Last year Flume’s self-titled album beat One Direction for the number one spot in his home country of Australia. An impressive feat for a man whose musical inspiration was first piqued by a CD that he got free with a box of cereal. It’s plain to see why Harley Stretten’s sounds proved so popular in Oz; the chilled down melodies are perfect sunshine listening. Now being released in Ireland, the young Sydney man from Manly presents us sun-deprived Paddies with an idiosyncratic style built on off-kilter beats and soulful vocal samplings.
The 15 track offering may have been a tad ambitious, considering the attention span of most modern dance music aficionados lasts about as long as it takes to squeal the word ‘Skrillex’. Despite its considerable length though, Flume does manage to sustain a theme, with a melancholic trippy feel throughout. The opening track ‘Sintra’ is evidence of such, while ‘On Top’ presents a brilliantly fresh take on the hip-hop laced dance-floor anthem number which has become so all-pervasive.

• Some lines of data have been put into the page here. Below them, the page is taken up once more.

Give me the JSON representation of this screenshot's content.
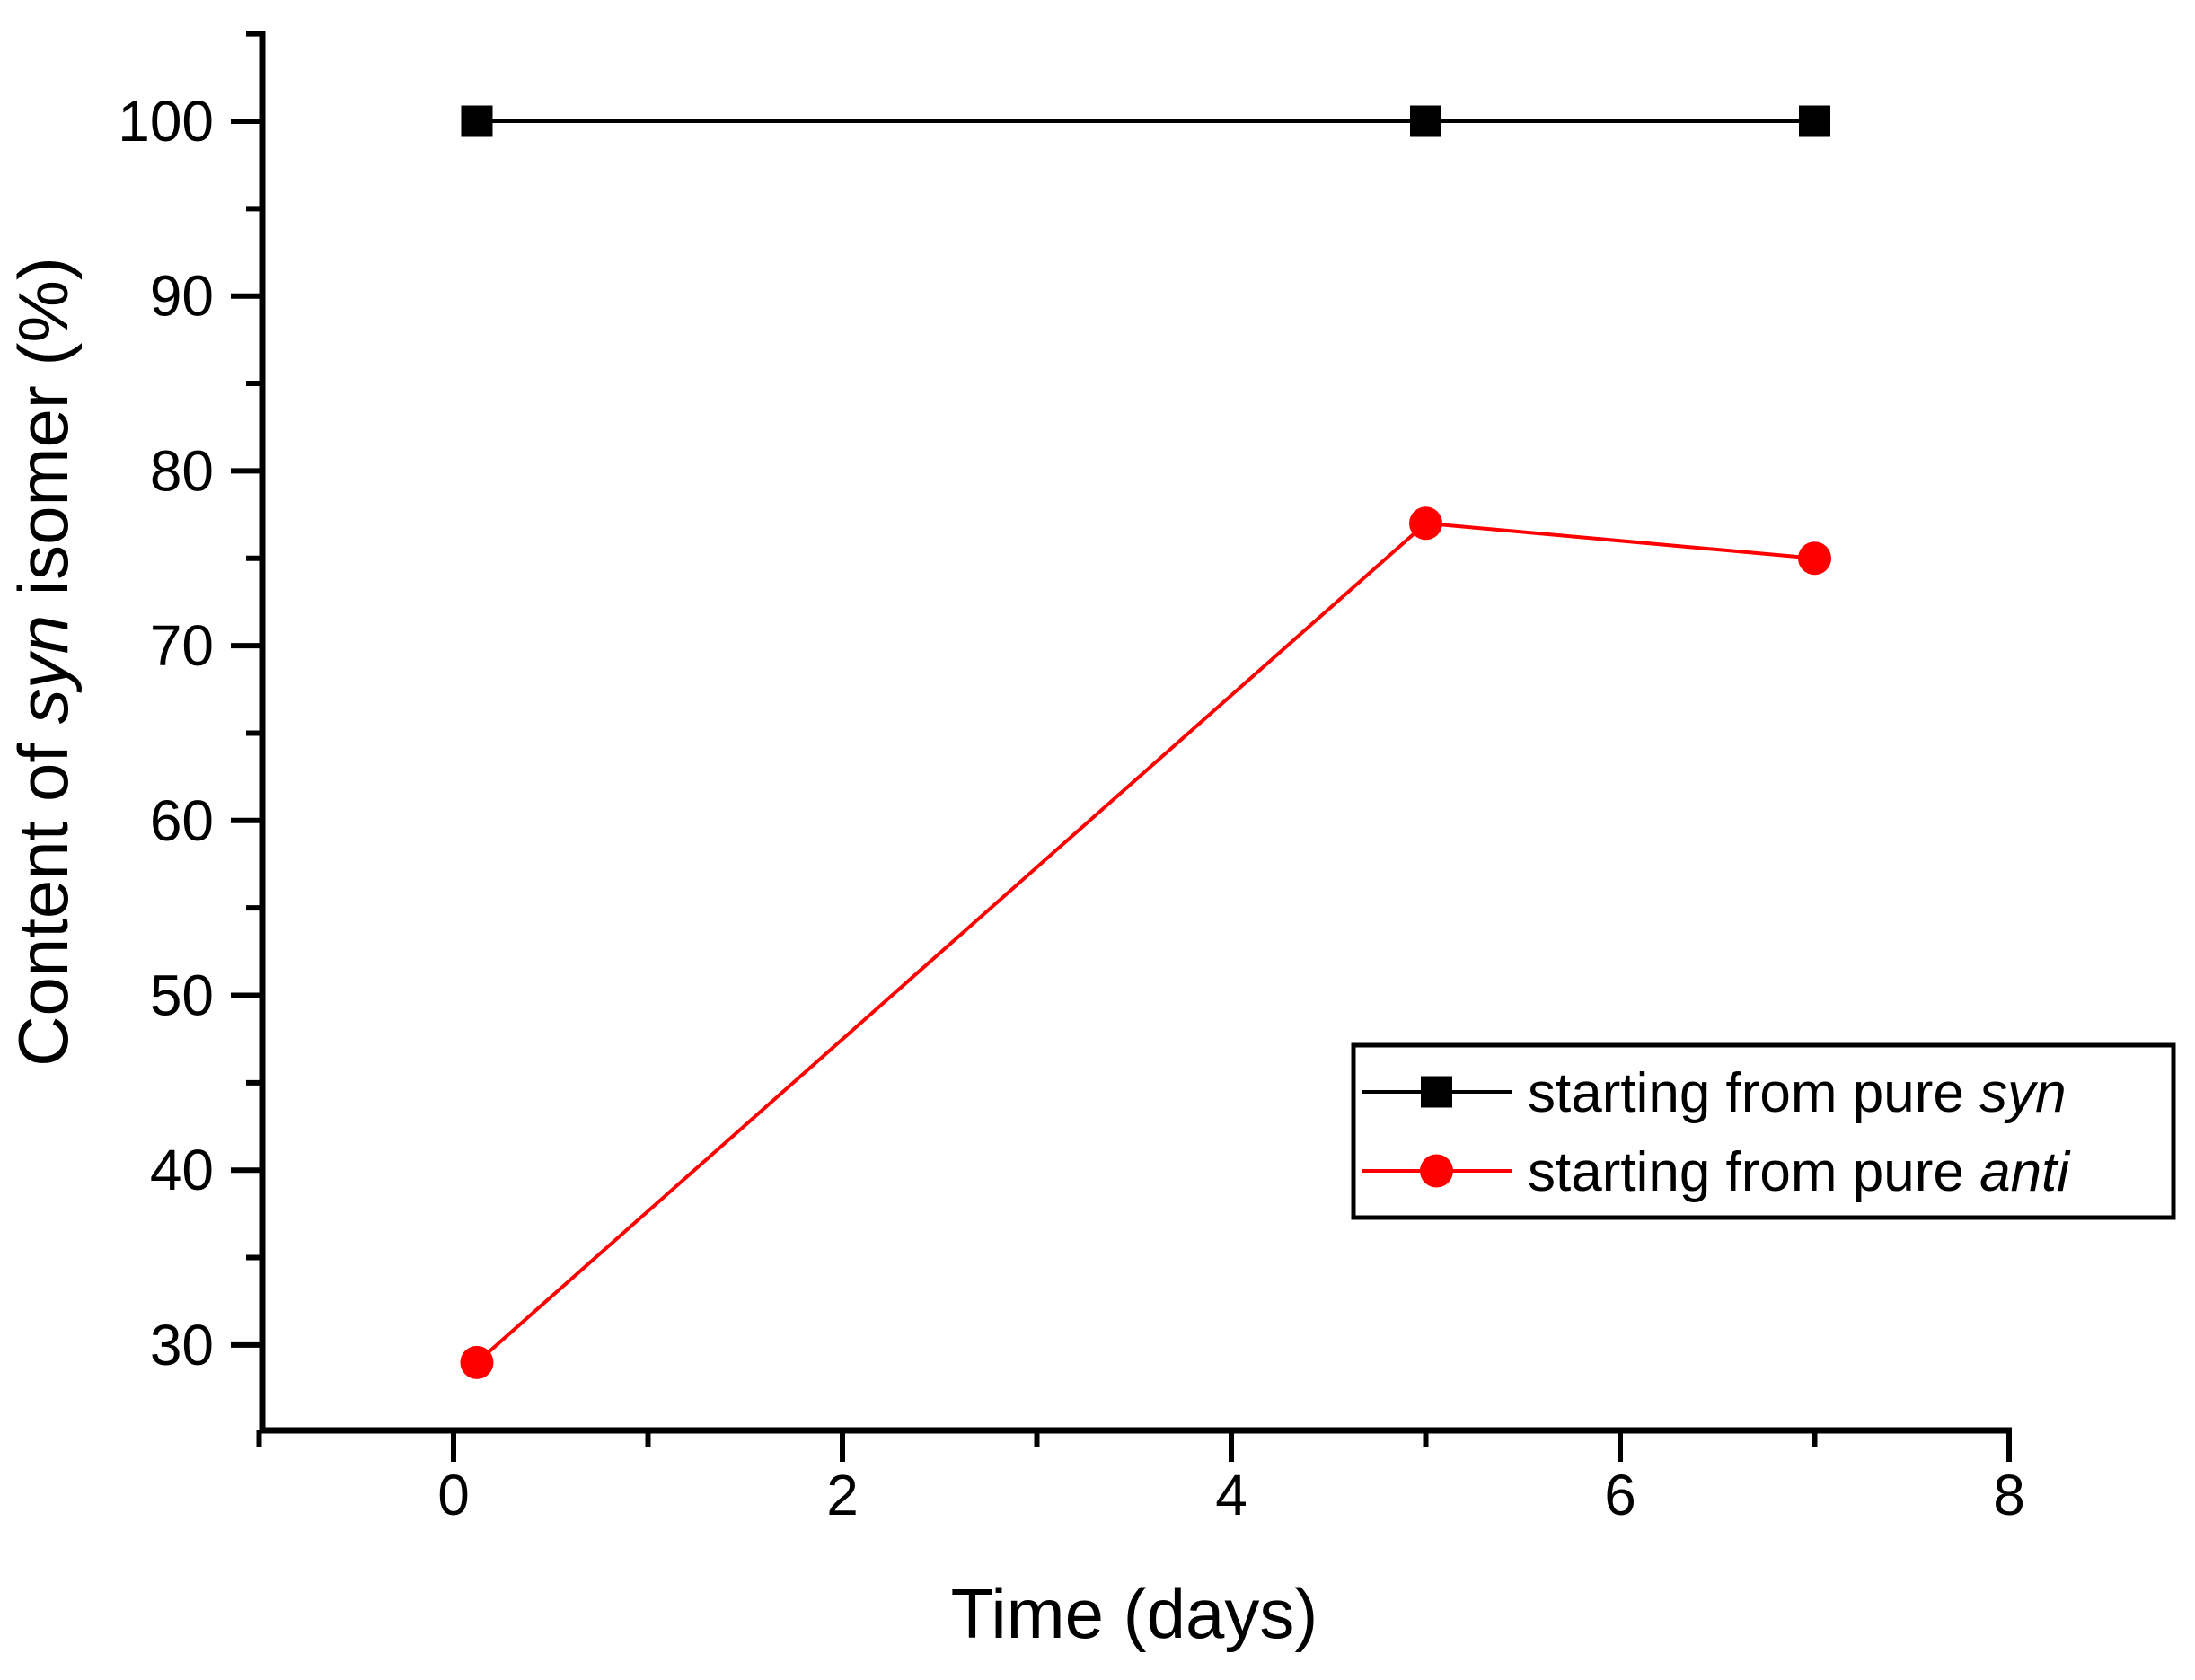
{
  "figure": {
    "background": "#ffffff",
    "axis_color": "#000000"
  },
  "chart_data": {
    "type": "line",
    "title": "",
    "xlabel": "Time (days)",
    "ylabel_parts": {
      "prefix": "Content of ",
      "italic": "syn",
      "suffix": " isomer (%)"
    },
    "xlim": [
      -1,
      8
    ],
    "ylim": [
      25,
      105
    ],
    "x_major_ticks": [
      0,
      2,
      4,
      6,
      8
    ],
    "x_minor_ticks": [
      -1,
      1,
      3,
      5,
      7
    ],
    "y_major_ticks": [
      30,
      40,
      50,
      60,
      70,
      80,
      90,
      100
    ],
    "y_minor_ticks": [
      35,
      45,
      55,
      65,
      75,
      85,
      95,
      105
    ],
    "grid": false,
    "legend_position": "inside-lower-right",
    "series": [
      {
        "name_parts": {
          "prefix": "starting from pure ",
          "italic": "syn"
        },
        "color": "#000000",
        "marker": "square",
        "x": [
          0.12,
          5,
          7
        ],
        "y": [
          100,
          100,
          100
        ]
      },
      {
        "name_parts": {
          "prefix": "starting from pure ",
          "italic": "anti"
        },
        "color": "#ff0000",
        "marker": "circle",
        "x": [
          0.12,
          5,
          7
        ],
        "y": [
          29,
          77,
          75
        ]
      }
    ]
  }
}
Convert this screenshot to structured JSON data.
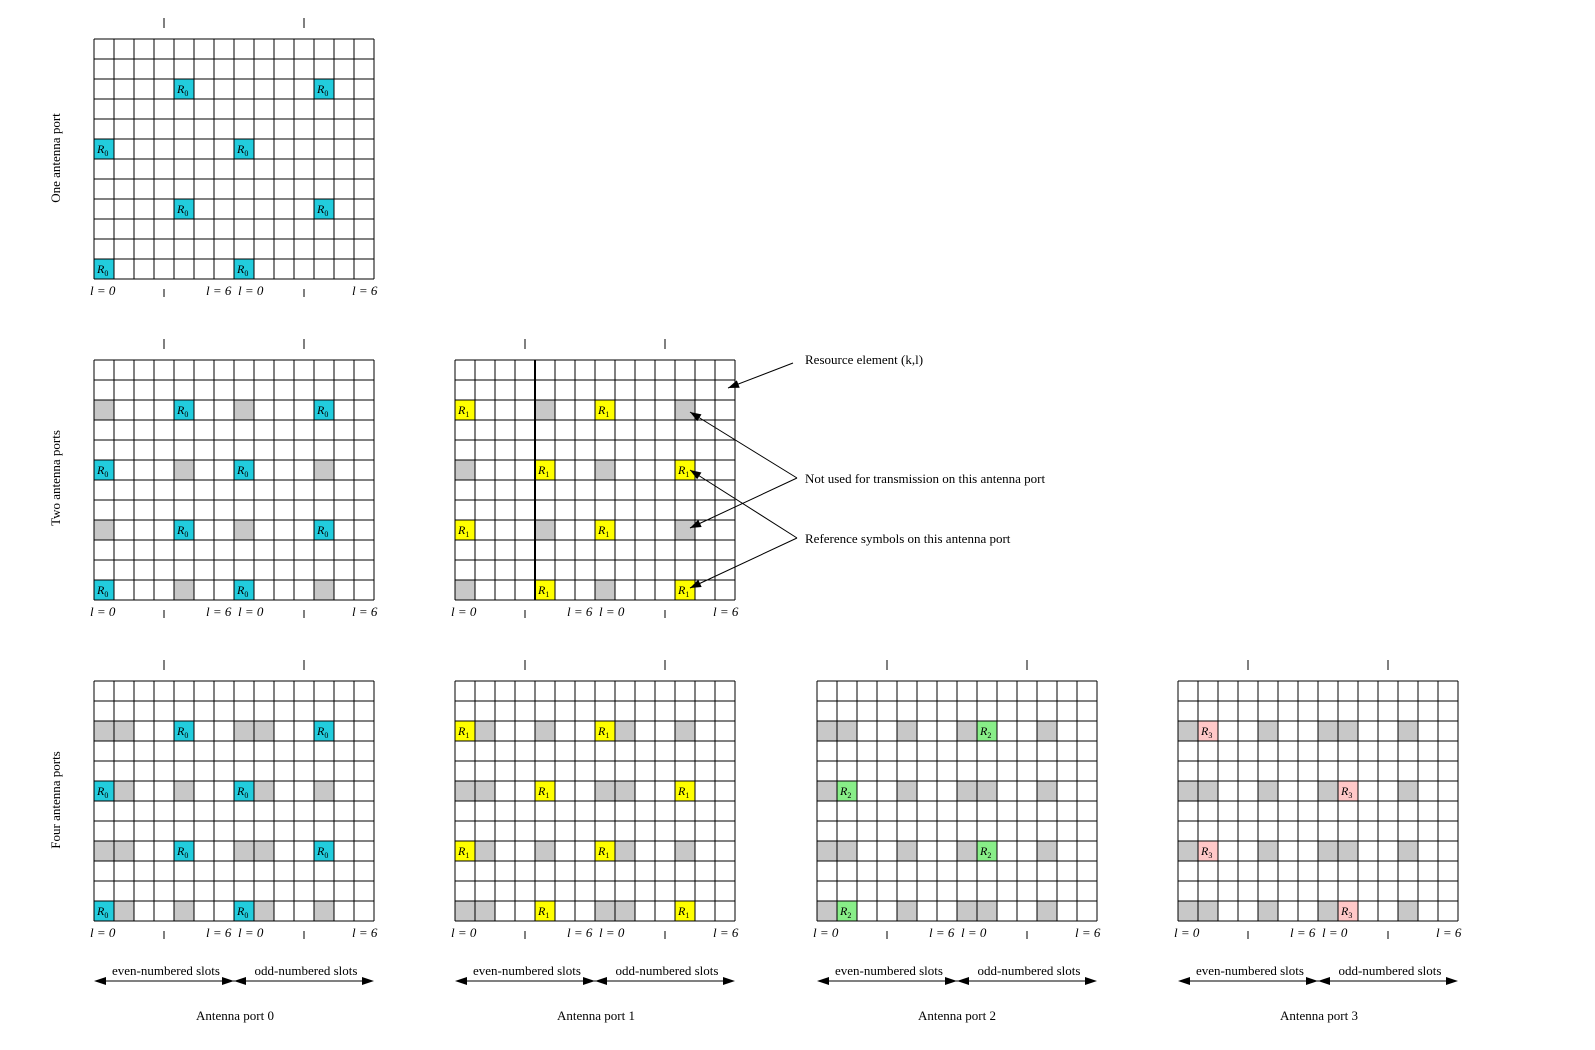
{
  "rows": [
    {
      "label": "One antenna port",
      "ports": [
        0
      ]
    },
    {
      "label": "Two antenna ports",
      "ports": [
        0,
        1
      ]
    },
    {
      "label": "Four antenna ports",
      "ports": [
        0,
        1,
        2,
        3
      ]
    }
  ],
  "ports": [
    {
      "id": 0,
      "label": "Antenna port 0",
      "symbol": "R",
      "sub": "0",
      "color": "#22ccdd"
    },
    {
      "id": 1,
      "label": "Antenna port 1",
      "symbol": "R",
      "sub": "1",
      "color": "#ffff00"
    },
    {
      "id": 2,
      "label": "Antenna port 2",
      "symbol": "R",
      "sub": "2",
      "color": "#88ee88"
    },
    {
      "id": 3,
      "label": "Antenna port 3",
      "symbol": "R",
      "sub": "3",
      "color": "#ffc8c8"
    }
  ],
  "unused_color": "#c8c8c8",
  "grid_columns": 14,
  "grid_rows": 12,
  "axis_labels": {
    "l0": "l = 0",
    "l6": "l = 6"
  },
  "slot_labels": {
    "even": "even-numbered slots",
    "odd": "odd-numbered slots"
  },
  "annotations": {
    "resource_element": "Resource element (k,l)",
    "not_used": "Not used for transmission on this antenna port",
    "reference": "Reference symbols on this antenna port"
  }
}
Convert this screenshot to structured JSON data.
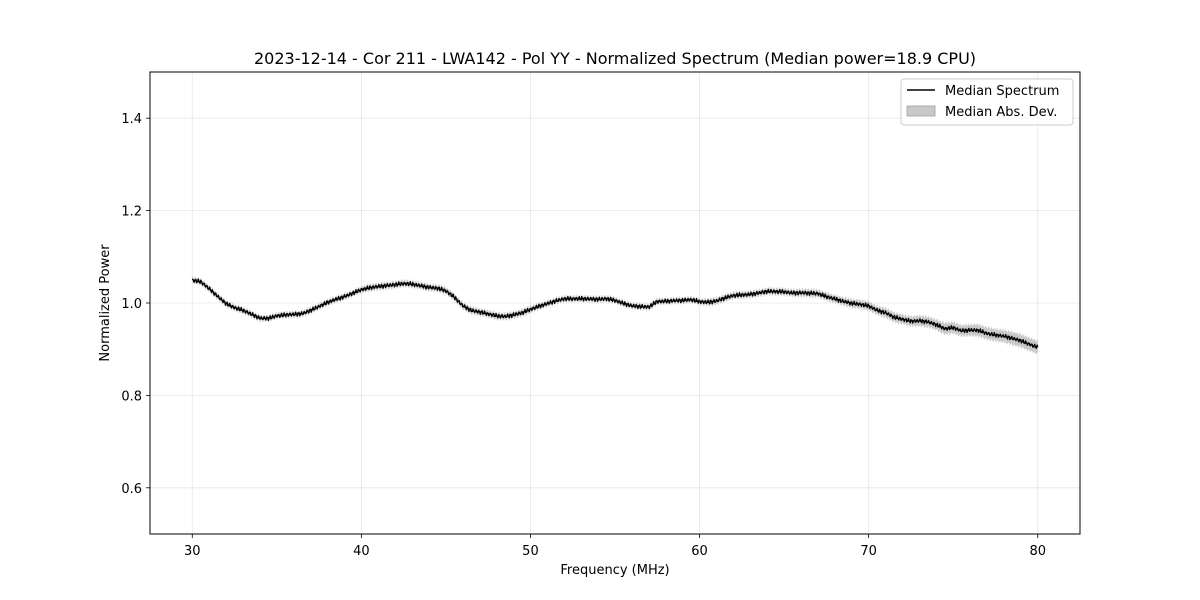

Despite the odd gem, Flume does run out of both ideas and steam pretty quickly. Although no-one expects lyricism or vocals to define Stretten’s work, the repetitive use of short sample cuttings becomes head-ache inducing on tracks like ‘Ezra’ and the ironically christened ‘Stay Close’. As a piece of work though, Flume must be commended, because it’s definitely better than One Direction, which isn’t actually that much of a complement.
In a Nutshell: Easy to listen to, but easy to forget what you are listening to. Ultimately a lightweight sonic offering.